Lufthansa put German workers on notice of compulsory lay-offs on Thursday, saying tumbling air travel and slow progress in union negotiations meant cuts were unavoidable after it lost 1.7 billion euros ($2 billion) in a single quarter.
THE AIRLINE SEES THE WORST PERFORMANCE IN ITS 65-YEAR HISTORY
The German airline, which secured a 9 billion euro state bailout in June, flew just 4 percent of prior-year passengers between April and June as a result of the coronavirus pandemic and expects capacity to increase to only around 50 percent by the end of the year and two-thirds of last year’s level in 2021.

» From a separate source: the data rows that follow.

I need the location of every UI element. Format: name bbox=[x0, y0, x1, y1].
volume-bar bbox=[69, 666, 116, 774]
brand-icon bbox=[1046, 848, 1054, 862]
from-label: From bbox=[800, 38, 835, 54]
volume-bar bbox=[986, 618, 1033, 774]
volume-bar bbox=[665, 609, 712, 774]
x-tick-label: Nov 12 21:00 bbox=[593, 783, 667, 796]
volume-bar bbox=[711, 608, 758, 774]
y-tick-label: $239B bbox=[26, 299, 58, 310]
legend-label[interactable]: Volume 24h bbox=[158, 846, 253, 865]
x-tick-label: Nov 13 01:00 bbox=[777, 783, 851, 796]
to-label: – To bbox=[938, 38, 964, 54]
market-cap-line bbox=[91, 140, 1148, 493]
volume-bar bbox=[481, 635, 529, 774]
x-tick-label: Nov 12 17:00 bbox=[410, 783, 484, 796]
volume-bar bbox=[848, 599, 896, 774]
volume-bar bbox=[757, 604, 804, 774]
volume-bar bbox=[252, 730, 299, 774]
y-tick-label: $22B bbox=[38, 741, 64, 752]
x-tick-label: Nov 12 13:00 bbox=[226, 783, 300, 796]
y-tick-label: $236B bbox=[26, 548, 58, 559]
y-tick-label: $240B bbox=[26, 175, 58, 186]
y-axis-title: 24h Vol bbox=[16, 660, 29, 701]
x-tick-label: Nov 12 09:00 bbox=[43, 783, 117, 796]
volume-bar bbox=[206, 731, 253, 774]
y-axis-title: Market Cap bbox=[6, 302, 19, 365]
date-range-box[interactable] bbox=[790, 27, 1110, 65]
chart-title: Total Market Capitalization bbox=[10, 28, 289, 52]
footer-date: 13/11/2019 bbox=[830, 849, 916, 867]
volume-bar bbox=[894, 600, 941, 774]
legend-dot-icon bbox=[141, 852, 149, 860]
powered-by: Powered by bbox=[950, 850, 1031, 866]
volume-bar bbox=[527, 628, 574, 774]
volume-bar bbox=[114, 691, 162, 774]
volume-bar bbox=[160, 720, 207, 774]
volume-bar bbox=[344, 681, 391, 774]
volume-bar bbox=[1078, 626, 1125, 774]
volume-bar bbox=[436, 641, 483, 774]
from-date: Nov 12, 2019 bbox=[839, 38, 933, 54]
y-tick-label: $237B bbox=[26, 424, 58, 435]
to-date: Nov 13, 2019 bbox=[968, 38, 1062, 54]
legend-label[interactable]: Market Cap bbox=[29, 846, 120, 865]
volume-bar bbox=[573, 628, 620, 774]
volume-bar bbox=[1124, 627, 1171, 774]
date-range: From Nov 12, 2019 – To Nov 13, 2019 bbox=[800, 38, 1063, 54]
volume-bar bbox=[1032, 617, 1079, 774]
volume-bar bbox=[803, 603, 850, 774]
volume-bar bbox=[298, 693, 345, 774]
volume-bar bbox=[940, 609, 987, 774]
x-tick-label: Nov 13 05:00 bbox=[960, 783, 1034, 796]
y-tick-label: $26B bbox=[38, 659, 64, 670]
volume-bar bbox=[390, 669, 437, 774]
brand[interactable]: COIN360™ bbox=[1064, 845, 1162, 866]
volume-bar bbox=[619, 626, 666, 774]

Lufthansa Chief Executive Carsten Spohr said on Thursday he does not expect demand for air travel to return to pre-crisis levels until 2024, echoing a forecast last month by the International Air Transport Association (IATA).
It aims to reduce 22,000 full-time jobs and said it had 8,300 fewer employees by the end of June, due mainly to people leaving jobs at its catering business and non-German businesses, which include Swiss, Austrian Airlines and Brussels Airlines.
The sharp drop in passenger numbers pushed Lufthansa to a quarterly adjusted operating loss of 1.7 billion euros, the worst performance in its 65-year history.